The Wall Street Journal editorial page, the insidiously dishonest opinion organ of the respectable wing of the conservative movement, loved Jon Huntsman's tax plan. That's proof that Jon Huntsman's tax plan is awful and destructive, but it also means that it's properly conservative, despite Huntsman's affection for Captain Beefheart and avowed belief in established evolutionary science. Mitt Romney released his (very long) tax and spending plan this week. It's basically a $6.6 trillion tax cut for corporations and rich people. It "immediately" caps spending at 20 percent of GDP, which is nonsense. The Journal editorial page doesn't just hate this plan, it loathes it.
According to the editors, "the 160 pages and 59 proposals also strike us as surprisingly timid and tactical considering our economic predicament. They're a technocrat's guide more than a reform manifesto." This for a plan that does nothing but cut taxes. Romney's proposals are barely different from the Huntsman plan the WSJ drooled over, except that Romney's plan is much more specific. The Journal attacks Romney for being vague on plans to "reform" Social Security and Medicare, but Huntsman plan doesn't mention them at all.
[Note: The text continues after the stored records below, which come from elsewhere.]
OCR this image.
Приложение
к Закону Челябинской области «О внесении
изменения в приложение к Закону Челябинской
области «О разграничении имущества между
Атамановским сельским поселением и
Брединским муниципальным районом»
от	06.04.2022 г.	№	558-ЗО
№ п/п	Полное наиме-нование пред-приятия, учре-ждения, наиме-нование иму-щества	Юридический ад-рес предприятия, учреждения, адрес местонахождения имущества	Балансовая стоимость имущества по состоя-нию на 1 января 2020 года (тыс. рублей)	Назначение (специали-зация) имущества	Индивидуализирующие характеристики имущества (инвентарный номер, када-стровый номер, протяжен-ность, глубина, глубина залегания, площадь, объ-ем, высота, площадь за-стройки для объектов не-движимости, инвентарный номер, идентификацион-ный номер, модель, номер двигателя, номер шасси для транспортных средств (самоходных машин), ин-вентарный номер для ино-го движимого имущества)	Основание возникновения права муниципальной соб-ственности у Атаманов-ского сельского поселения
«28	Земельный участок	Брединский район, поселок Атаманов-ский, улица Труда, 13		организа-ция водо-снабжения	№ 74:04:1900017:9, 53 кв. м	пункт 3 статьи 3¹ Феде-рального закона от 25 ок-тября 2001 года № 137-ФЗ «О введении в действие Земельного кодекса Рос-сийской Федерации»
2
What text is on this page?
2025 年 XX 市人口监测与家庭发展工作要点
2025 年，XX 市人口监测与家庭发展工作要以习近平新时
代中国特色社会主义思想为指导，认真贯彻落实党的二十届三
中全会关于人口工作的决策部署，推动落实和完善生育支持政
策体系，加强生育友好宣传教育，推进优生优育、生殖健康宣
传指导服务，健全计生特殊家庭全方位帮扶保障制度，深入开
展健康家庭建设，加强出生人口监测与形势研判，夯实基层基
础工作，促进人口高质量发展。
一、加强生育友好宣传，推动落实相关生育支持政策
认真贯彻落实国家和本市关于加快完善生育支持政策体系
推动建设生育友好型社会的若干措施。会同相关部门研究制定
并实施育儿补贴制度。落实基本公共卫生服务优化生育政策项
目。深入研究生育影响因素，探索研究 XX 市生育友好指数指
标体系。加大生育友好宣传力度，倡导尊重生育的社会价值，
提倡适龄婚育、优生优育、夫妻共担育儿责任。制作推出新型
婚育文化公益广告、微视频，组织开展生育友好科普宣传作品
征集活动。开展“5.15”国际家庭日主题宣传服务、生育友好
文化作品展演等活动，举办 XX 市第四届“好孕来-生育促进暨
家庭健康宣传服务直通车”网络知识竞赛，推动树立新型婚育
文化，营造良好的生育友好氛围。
Both of these men are proposing doing exactly what the Wall Street Journal wants done, but the thing is, they hate Romney. They just dislike the guy. I bet they don't even like Huntsman all that much, and they only praised him to irk Romney. They've been begging for someone to come along and beat the guy.
This has always been Romney's nightmare -- that the establishment that doesn't actually like him all that much would find someone else electable-enough to coalesce around -- and Rick Perry might be the "nut" that Journal-readers can actually support, in a way that Bachmann never could be. Or Perry could totally burn out and leave the Journal desperately trying to make Huntsman look like a contender. We'll see.